The teaching of arithmetic will therefore have for its essential object, to make the pupils acquire the habit of calculation, so that they may be able to make an easy and continual use of it in the course of their studies. The theory of the operations must be given to them with clearness and precision; not only that they may understand the mechanism of those operations, but because, in almost all questions, the application of the methods calls for great attention and continual discussion, if we would arrive at a result in which we can confide. But at the same time every useless theory must be carefully removed, so as not to distract the attention of the pupil, but to devote it entirely to the essential objects of this instruction.

It may be objected that these theories are excellent exercises to form the mind of the pupils. We answer that such an opinion may be doubted for more than one reason, and that, in any case, exercises on useful subjects not being wanting in the immense field embraced by mathematics, it is quite superfluous to create, for the mere pleasure of it, difficulties which will never have any useful application.

Another remark we think important. It is of no use to arrive at a numerical result, if we cannot answer for its correctness. The teaching of calculation should include, as an essential condition, that the pupils should be shown how every result, deduced from a series of arithmetical operations, may always be controlled in such a way that we may have all desirable certainty of its correctness; so that, though a pupil may and must often make mistakes, he may be able to discover them himself, to correct them himself, and never to present, at last, any other than an exact result.

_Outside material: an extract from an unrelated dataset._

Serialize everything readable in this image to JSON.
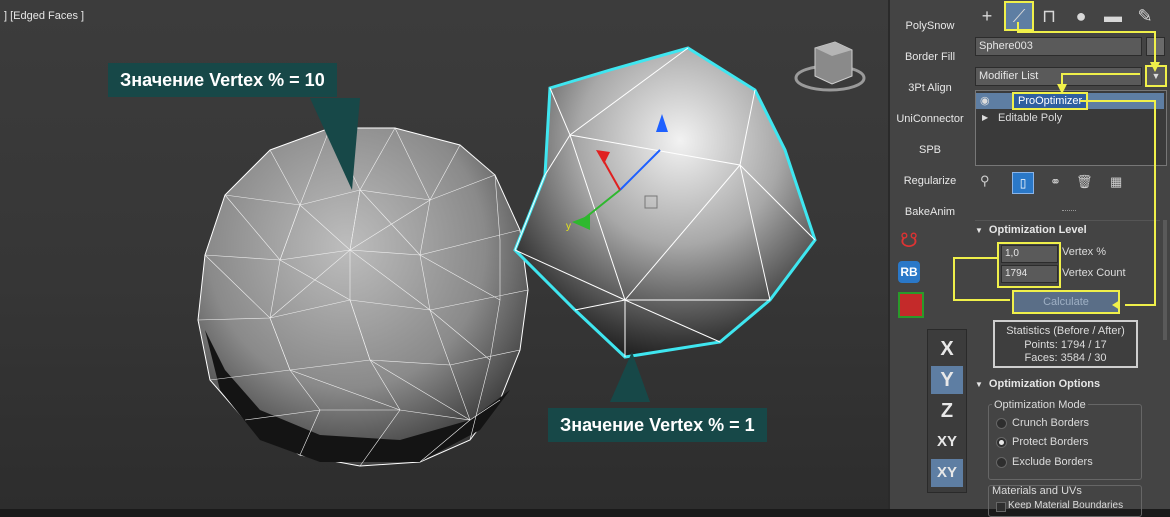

The Programme given below is made very minute to avoid the evils which resulted from the brevity of the old one. In it, the limits of the matter required not being clearly defined, each teacher preferred to extend them excessively, rather than to expose his pupils to the risk of being unable to answer certain questions. The examiners were then naturally led to put the questions thus offered to them, so to say; and thus the preparatory studies grew into excessive and extravagant development. These abuses could be remedied only by the publication of programmes so detailed, that the limits within which the branches required for admission must be restricted should be so apparent to the eyes of all, as to render it impossible for the examiners to go out of them, and thus to permit teachers to confine their instruction within them.